Biotransformation of methyl isocyanate in the rat. Evidence for glutathione conjugation as a major pathway of metabolism and implications for isocyanate-mediated toxicities.

S-(N-Methylcarbamoyl)-N-acetylcysteine (AMCC), a chemically labile mercapturic acid conjugate, was identified by liquid chromatography-mass spectrometry (LC-MS) in the urine of rats dosed intraperitoneally with methyl isocyanate (MIC; 45.2 mumol). The corresponding cysteine conjugate, however, was not detected in urine. Following methylation, urine extracts were analyzed by thermospray LC-MS and the AMCC methyl ester was quantified by means of a stable isotope dilution assay procedure which utilized S-(N-methylcarbamoyl)-N-[2H3]-acetylcysteine [( 2H3]AMCC) as internal standard. The results showed that the fraction of the injected dose of MIC which appeared in 24-h urine collections as AMCC was 24.8 +/- 1.9% (mean +/- SD, N = 4).

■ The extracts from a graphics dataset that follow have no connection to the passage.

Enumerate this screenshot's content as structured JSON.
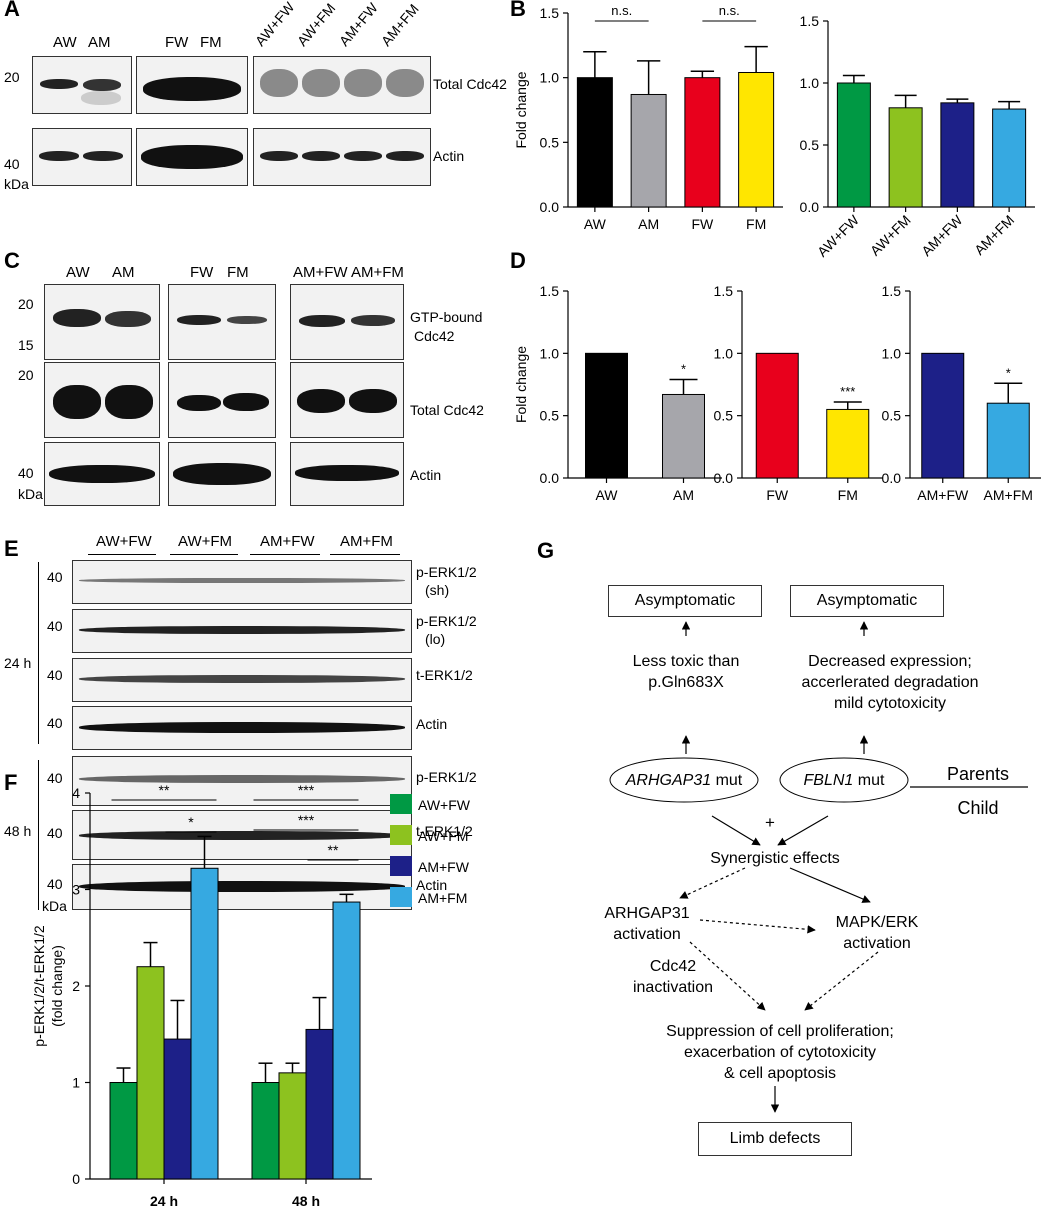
{
  "panels": {
    "a": "A",
    "b": "B",
    "c": "C",
    "d": "D",
    "e": "E",
    "f": "F",
    "g": "G"
  },
  "panel_a": {
    "lanes_1": [
      "AW",
      "AM"
    ],
    "lanes_2": [
      "FW",
      "FM"
    ],
    "lanes_3": [
      "AW+FW",
      "AW+FM",
      "AM+FW",
      "AM+FM"
    ],
    "mw_20": "20",
    "mw_40": "40",
    "kda": "kDa",
    "row_total": "Total Cdc42",
    "row_actin": "Actin"
  },
  "panel_c": {
    "lanes_1": [
      "AW",
      "AM"
    ],
    "lanes_2": [
      "FW",
      "FM"
    ],
    "lanes_3": [
      "AM+FW",
      "AM+FM"
    ],
    "mw_20a": "20",
    "mw_15": "15",
    "mw_20b": "20",
    "mw_40": "40",
    "kda": "kDa",
    "row_gtp_1": "GTP-bound",
    "row_gtp_2": "Cdc42",
    "row_total": "Total Cdc42",
    "row_actin": "Actin"
  },
  "panel_e": {
    "groups": [
      "AW+FW",
      "AW+FM",
      "AM+FW",
      "AM+FM"
    ],
    "time_24": "24 h",
    "time_48": "48 h",
    "mw": "40",
    "kda": "kDa",
    "rows_24": [
      "p-ERK1/2",
      "p-ERK1/2",
      "t-ERK1/2",
      "Actin"
    ],
    "rows_24_sub": [
      "(sh)",
      "(lo)",
      "",
      ""
    ],
    "rows_48": [
      "p-ERK1/2",
      "t-ERK1/2",
      "Actin"
    ]
  },
  "colors": {
    "AW": "#000000",
    "AM": "#a6a6ab",
    "FW": "#e8001c",
    "FM": "#ffe600",
    "AW+FW": "#009944",
    "AW+FM": "#8dc21f",
    "AM+FW": "#1d2088",
    "AM+FM": "#36a9e1"
  },
  "chart_data": [
    {
      "id": "B-left",
      "type": "bar",
      "categories": [
        "AW",
        "AM",
        "FW",
        "FM"
      ],
      "values": [
        1.0,
        0.87,
        1.0,
        1.04
      ],
      "errors": [
        0.2,
        0.26,
        0.05,
        0.2
      ],
      "ylabel": "Fold change",
      "ylim": [
        0,
        1.5
      ],
      "yticks": [
        "0.0",
        "0.5",
        "1.0",
        "1.5"
      ],
      "annotations": [
        "n.s.",
        "n.s."
      ]
    },
    {
      "id": "B-right",
      "type": "bar",
      "categories": [
        "AW+FW",
        "AW+FM",
        "AM+FW",
        "AM+FM"
      ],
      "values": [
        1.0,
        0.8,
        0.84,
        0.79
      ],
      "errors": [
        0.06,
        0.1,
        0.03,
        0.06
      ],
      "ylim": [
        0,
        1.5
      ],
      "yticks": [
        "0.0",
        "0.5",
        "1.0",
        "1.5"
      ]
    },
    {
      "id": "D-1",
      "type": "bar",
      "categories": [
        "AW",
        "AM"
      ],
      "values": [
        1.0,
        0.67
      ],
      "errors": [
        0,
        0.12
      ],
      "ylabel": "Fold change",
      "ylim": [
        0,
        1.5
      ],
      "yticks": [
        "0.0",
        "0.5",
        "1.0",
        "1.5"
      ],
      "stars": [
        "",
        "*"
      ]
    },
    {
      "id": "D-2",
      "type": "bar",
      "categories": [
        "FW",
        "FM"
      ],
      "values": [
        1.0,
        0.55
      ],
      "errors": [
        0,
        0.06
      ],
      "ylim": [
        0,
        1.5
      ],
      "yticks": [
        "0.0",
        "0.5",
        "1.0",
        "1.5"
      ],
      "stars": [
        "",
        "***"
      ]
    },
    {
      "id": "D-3",
      "type": "bar",
      "categories": [
        "AM+FW",
        "AM+FM"
      ],
      "values": [
        1.0,
        0.6
      ],
      "errors": [
        0,
        0.16
      ],
      "ylim": [
        0,
        1.5
      ],
      "yticks": [
        "0.0",
        "0.5",
        "1.0",
        "1.5"
      ],
      "stars": [
        "",
        "*"
      ]
    },
    {
      "id": "F",
      "type": "bar",
      "categories": [
        "24 h",
        "48 h"
      ],
      "series": [
        {
          "name": "AW+FW",
          "values": [
            1.0,
            1.0
          ],
          "errors": [
            0.15,
            0.2
          ]
        },
        {
          "name": "AW+FM",
          "values": [
            2.2,
            1.1
          ],
          "errors": [
            0.25,
            0.1
          ]
        },
        {
          "name": "AM+FW",
          "values": [
            1.45,
            1.55
          ],
          "errors": [
            0.4,
            0.33
          ]
        },
        {
          "name": "AM+FM",
          "values": [
            3.22,
            2.87
          ],
          "errors": [
            0.33,
            0.08
          ]
        }
      ],
      "ylabel_1": "p-ERK1/2/t-ERK1/2",
      "ylabel_2": "(fold change)",
      "ylim": [
        0,
        4
      ],
      "yticks": [
        "0",
        "1",
        "2",
        "3",
        "4"
      ],
      "legend": "right",
      "significance": {
        "24 h": [
          "**",
          "*"
        ],
        "48 h": [
          "***",
          "***",
          "**"
        ]
      }
    }
  ],
  "panel_g": {
    "asym_left": "Asymptomatic",
    "asym_right": "Asymptomatic",
    "less_toxic_1": "Less toxic than",
    "less_toxic_2": "p.Gln683X",
    "decreased_1": "Decreased expression;",
    "decreased_2": "accerlerated degradation",
    "decreased_3": "mild cytotoxicity",
    "gene1": "ARHGAP31",
    "gene2": "FBLN1",
    "mut": "mut",
    "parents": "Parents",
    "child": "Child",
    "plus": "+",
    "synergy": "Synergistic effects",
    "arhgap_act_1": "ARHGAP31",
    "arhgap_act_2": "activation",
    "mapk_1": "MAPK/ERK",
    "mapk_2": "activation",
    "cdc42_1": "Cdc42",
    "cdc42_2": "inactivation",
    "supp_1": "Suppression of cell proliferation;",
    "supp_2": "exacerbation of cytotoxicity",
    "supp_3": "& cell apoptosis",
    "limb": "Limb defects"
  }
}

Thus, conjugation of MIC with glutathione (GSH), followed by metabolism of the resulting adduct to AMCC, appears to represent a quantitatively important pathway of biotransformation of MIC in the rat. However, in view of the known carbamoylating properties and in vitro cytotoxicity of S-linked conjugates of MIC, it seems unlikely that the GSH pathway of metabolism fulfills a conventional detoxification role in the case of MIC. In contrast, it is proposed that carbamate thioester conjugates of MIC, which can revert spontaneously to free MIC under physiological conditions, may actually contribute to the multisystem adverse effects of this highly toxic isocyanate in vivo.